日本畜産学会第129回大会

講演情報

口頭発表

4. 形態・生理

形態・生理2

2021年9月15日(水) 13:00 〜 14:40 形態・生理 (オンライン)

座長:太田 毅(京大院農)、川端 二功(弘前大農生)、西村 正太郎(九大院農)

[IV-15-24] ニワトリ皮膚におけるコラーゲン及びエストロゲン受容体の発現に及ぼすエストラジオールの影響

*西村 正太郎1、荒井 彩也香2、大谷 瑞樹2、下村 友里2、田畑 正志1 (1. 九大院農、2. 九大院生資環)
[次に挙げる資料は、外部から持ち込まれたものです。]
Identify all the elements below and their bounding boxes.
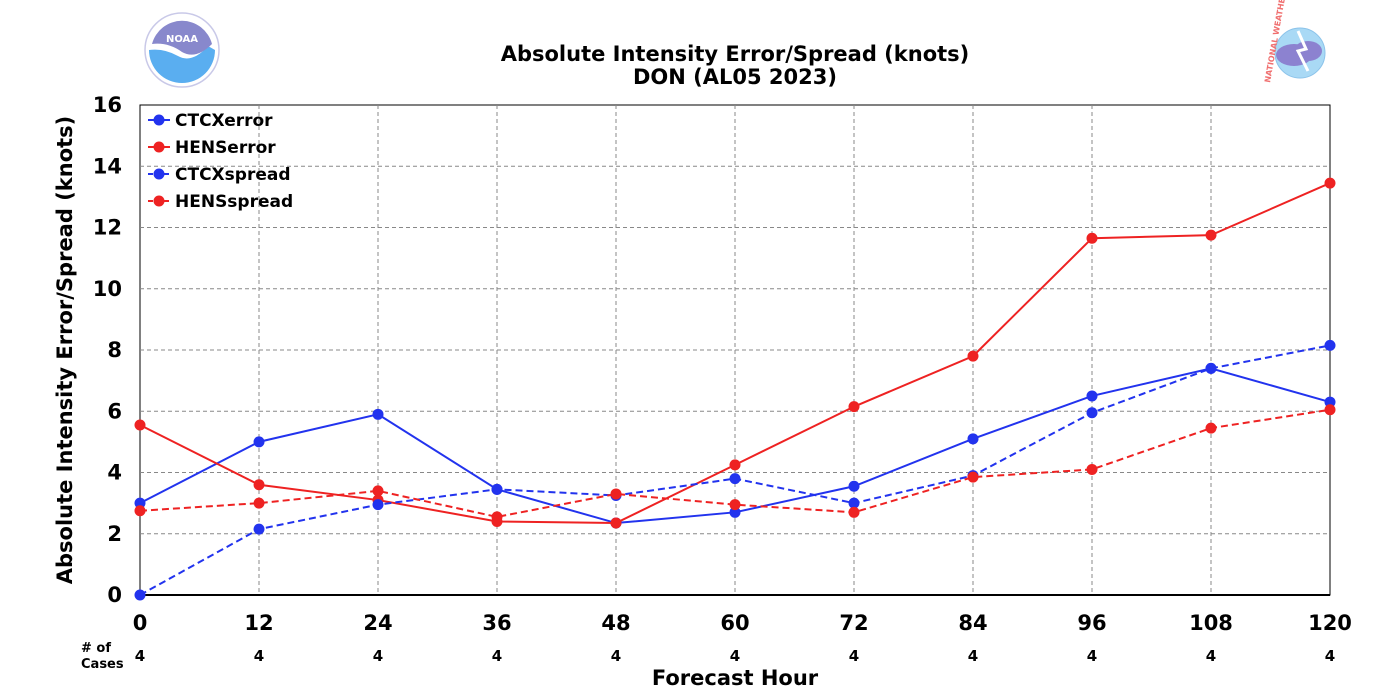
cases-count: 4 xyxy=(1206,647,1216,665)
cases-count: 4 xyxy=(135,647,145,665)
y-tick-label: 8 xyxy=(107,338,122,362)
y-tick-label: 2 xyxy=(107,522,122,546)
data-point-henserror xyxy=(134,419,146,431)
x-tick-label: 84 xyxy=(958,611,987,635)
legend: CTCXerror HENSerror CTCXspread HENSspread xyxy=(148,111,293,212)
data-point-ctcxspread xyxy=(1086,407,1098,419)
x-axis-ticks: 0 12 24 36 48 60 72 84 96 108 120 xyxy=(133,611,1352,635)
y-axis-label: Absolute Intensity Error/Spread (knots) xyxy=(53,116,77,585)
cases-count: 4 xyxy=(254,647,264,665)
data-point-ctcxspread xyxy=(134,589,146,601)
data-point-ctcxerror xyxy=(1324,396,1336,408)
data-point-hensspread xyxy=(134,505,146,517)
y-tick-label: 10 xyxy=(93,277,122,301)
cases-count: 4 xyxy=(968,647,978,665)
data-point-ctcxspread xyxy=(253,523,265,535)
data-point-hensspread xyxy=(1205,422,1217,434)
legend-label-ctcxspread: CTCXspread xyxy=(175,165,291,185)
legend-marker-hensspread xyxy=(153,195,165,207)
x-tick-label: 24 xyxy=(363,611,392,635)
data-point-ctcxerror xyxy=(848,480,860,492)
x-tick-label: 36 xyxy=(482,611,511,635)
data-point-henserror xyxy=(729,459,741,471)
x-tick-label: 12 xyxy=(244,611,273,635)
data-point-ctcxerror xyxy=(967,433,979,445)
cases-count: 4 xyxy=(492,647,502,665)
y-tick-label: 6 xyxy=(107,399,122,423)
data-point-hensspread xyxy=(610,488,622,500)
data-point-hensspread xyxy=(967,471,979,483)
x-tick-label: 96 xyxy=(1077,611,1106,635)
y-tick-label: 0 xyxy=(107,583,122,607)
chart-subtitle: DON (AL05 2023) xyxy=(633,65,837,89)
y-tick-label: 14 xyxy=(93,154,122,178)
data-point-hensspread xyxy=(1086,463,1098,475)
y-axis-ticks: 0 2 4 6 8 10 12 14 16 xyxy=(93,93,122,607)
x-tick-label: 120 xyxy=(1308,611,1352,635)
data-point-ctcxspread xyxy=(729,473,741,485)
data-point-ctcxerror xyxy=(253,436,265,448)
data-point-henserror xyxy=(1086,232,1098,244)
noaa-logo-text: NOAA xyxy=(166,34,198,45)
cases-label-line2: Cases xyxy=(81,657,124,672)
legend-label-henserror: HENSerror xyxy=(175,138,276,158)
y-tick-label: 16 xyxy=(93,93,122,117)
series-group xyxy=(134,177,1336,601)
legend-marker-henserror xyxy=(153,141,165,153)
cases-count: 4 xyxy=(1087,647,1097,665)
cases-row: 4 4 4 4 4 4 4 4 4 4 4 xyxy=(135,647,1335,665)
data-point-hensspread xyxy=(1324,404,1336,416)
legend-marker-ctcxerror xyxy=(153,114,165,126)
cases-count: 4 xyxy=(730,647,740,665)
data-point-ctcxspread xyxy=(848,497,860,509)
data-point-hensspread xyxy=(491,511,503,523)
data-point-hensspread xyxy=(848,506,860,518)
nws-logo: NATIONAL WEATHER SERVICE xyxy=(1263,0,1336,89)
chart-title: Absolute Intensity Error/Spread (knots) xyxy=(501,42,970,66)
x-tick-label: 60 xyxy=(720,611,749,635)
data-point-henserror xyxy=(253,479,265,491)
cases-count: 4 xyxy=(849,647,859,665)
noaa-logo: NOAA xyxy=(144,12,220,88)
data-point-ctcxspread xyxy=(372,499,384,511)
data-point-ctcxerror xyxy=(372,408,384,420)
y-tick-label: 4 xyxy=(107,461,122,485)
data-point-henserror xyxy=(848,401,860,413)
data-point-henserror xyxy=(1324,177,1336,189)
data-point-ctcxerror xyxy=(134,497,146,509)
x-axis-label: Forecast Hour xyxy=(652,666,819,690)
cases-count: 4 xyxy=(1325,647,1335,665)
data-point-ctcxspread xyxy=(491,483,503,495)
y-tick-label: 12 xyxy=(93,216,122,240)
x-tick-label: 72 xyxy=(839,611,868,635)
cases-count: 4 xyxy=(373,647,383,665)
data-point-ctcxspread xyxy=(1205,362,1217,374)
data-point-hensspread xyxy=(253,497,265,509)
series-hensspread xyxy=(134,404,1336,523)
cases-label-line1: # of xyxy=(81,641,111,656)
legend-label-ctcxerror: CTCXerror xyxy=(175,111,273,131)
data-point-henserror xyxy=(610,517,622,529)
cases-count: 4 xyxy=(611,647,621,665)
data-point-hensspread xyxy=(729,499,741,511)
legend-marker-ctcxspread xyxy=(153,168,165,180)
data-point-ctcxerror xyxy=(1086,390,1098,402)
legend-label-hensspread: HENSspread xyxy=(175,192,293,212)
x-tick-label: 0 xyxy=(133,611,148,635)
data-point-henserror xyxy=(1205,229,1217,241)
data-point-hensspread xyxy=(372,485,384,497)
data-point-henserror xyxy=(967,350,979,362)
x-tick-label: 108 xyxy=(1189,611,1233,635)
x-tick-label: 48 xyxy=(601,611,630,635)
data-point-ctcxerror xyxy=(729,506,741,518)
series-line-hensspread xyxy=(139,408,1331,518)
data-point-ctcxspread xyxy=(1324,339,1336,351)
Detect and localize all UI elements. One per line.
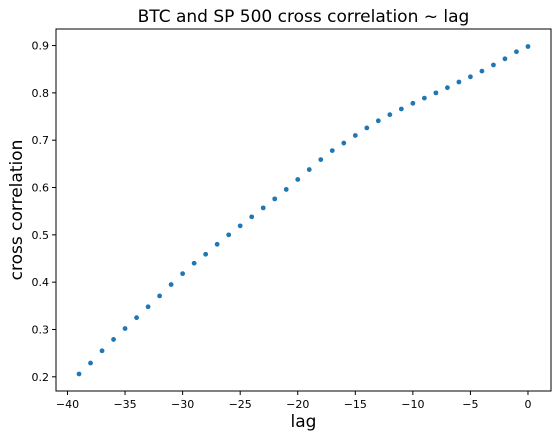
data-point — [318, 157, 324, 163]
y-tick-label: 0.6 — [32, 182, 50, 195]
x-tick-label: −40 — [56, 398, 79, 411]
y-tick-label: 0.7 — [32, 134, 50, 147]
data-points — [76, 44, 531, 377]
y-tick-label: 0.5 — [32, 229, 50, 242]
data-point — [283, 187, 289, 192]
x-tick-label: 0 — [524, 398, 531, 411]
y-tick-label: 0.9 — [32, 40, 50, 53]
y-axis-ticks: 0.2 0.3 0.4 0.5 0.6 0.7 0.8 0.9 — [32, 40, 56, 384]
x-tick-label: −20 — [286, 398, 309, 411]
data-point — [99, 348, 105, 354]
data-point — [525, 44, 531, 49]
y-tick-label: 0.4 — [32, 276, 50, 289]
data-point — [329, 148, 335, 154]
data-point — [306, 167, 312, 172]
data-point — [514, 49, 519, 55]
data-point — [226, 232, 232, 238]
x-tick-label: −35 — [113, 398, 136, 411]
x-tick-label: −30 — [171, 398, 194, 411]
data-point — [491, 62, 496, 68]
data-point — [134, 315, 139, 321]
data-point — [203, 251, 209, 257]
data-point — [237, 223, 243, 229]
data-point — [88, 360, 93, 366]
data-point — [168, 282, 174, 287]
data-point — [502, 56, 508, 62]
x-tick-label: −25 — [229, 398, 252, 411]
x-tick-label: −5 — [462, 398, 478, 411]
data-point — [145, 304, 151, 310]
x-axis-ticks: −40 −35 −30 −25 −20 −15 −10 −5 0 — [56, 391, 531, 411]
data-point — [295, 177, 301, 182]
data-point — [433, 90, 439, 96]
chart-title: BTC and SP 500 cross correlation ~ lag — [138, 7, 470, 27]
y-tick-label: 0.8 — [32, 87, 50, 100]
data-point — [421, 95, 427, 101]
data-point — [456, 79, 462, 85]
data-point — [260, 205, 266, 211]
plot-frame — [55, 28, 552, 392]
data-point — [111, 337, 116, 342]
data-point — [444, 85, 450, 91]
y-axis-label: cross correlation — [7, 140, 27, 281]
data-point — [157, 293, 163, 299]
data-point — [398, 106, 404, 112]
data-point — [272, 196, 278, 202]
data-point — [479, 68, 485, 74]
data-point — [375, 118, 381, 124]
data-point — [468, 74, 473, 80]
x-axis-label: lag — [291, 412, 317, 432]
x-tick-label: −15 — [344, 398, 367, 411]
data-point — [76, 371, 82, 377]
data-point — [122, 326, 128, 331]
data-point — [387, 112, 393, 118]
data-point — [364, 125, 370, 131]
data-point — [191, 260, 197, 266]
y-tick-label: 0.2 — [32, 371, 50, 384]
y-tick-label: 0.3 — [32, 323, 50, 336]
data-point — [180, 271, 186, 277]
data-point — [341, 140, 347, 146]
data-point — [352, 133, 358, 138]
data-point — [410, 100, 416, 106]
data-point — [214, 241, 220, 247]
data-point — [249, 214, 255, 220]
x-tick-label: −10 — [401, 398, 424, 411]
【目的】皮膚は全身を覆い外界からの刺激に対して体を保護する重要な器官である。ニワトリの皮膚の厚さや強度は部位間や雌雄間で異なるが、雌雄差については性ホルモンの影響が予想される。そこで本研究では、ニワトリ皮膚のコラーゲン合成におけるエストロゲンの作用について検討を行った。【方法】5週齢のロードアイランドレッドのオス8羽を試験群と対照群に分け、試験群には80 ng/kgのエストラジオールを3週間投与した。投与後、頚部、胸部及び背部より皮膚を採取し、total RNAを調整してCOL1A1ESR1ESR2 及びGPERについてリアルタイムRT-PCRによる遺伝子解析を行った。【結果】群間の比較では、いずれの遺伝子についても各部位において発現量に有意な差は認められなかった。一方、部位間で比較した場合、対照群ではCOL1A1の発現量に差は見られなかったものの、試験群では胸部におけるCOL1A1の発現量が他の部位に比べて有意に大きかった(p<0.01)。エストロゲン受容体に関しては、ESR1の発現量において試験群では胸部が他のいずれの部位よりも有意に大きい結果となった(p<0.001)。ESR2及びGPERについては、いずれの組み合わせでも有意差は認められなかった。以上のことより、エストラジオールはニワトリの胸部皮膚におけるコラーゲン合成を他の部位よりも強く刺激することが示唆された。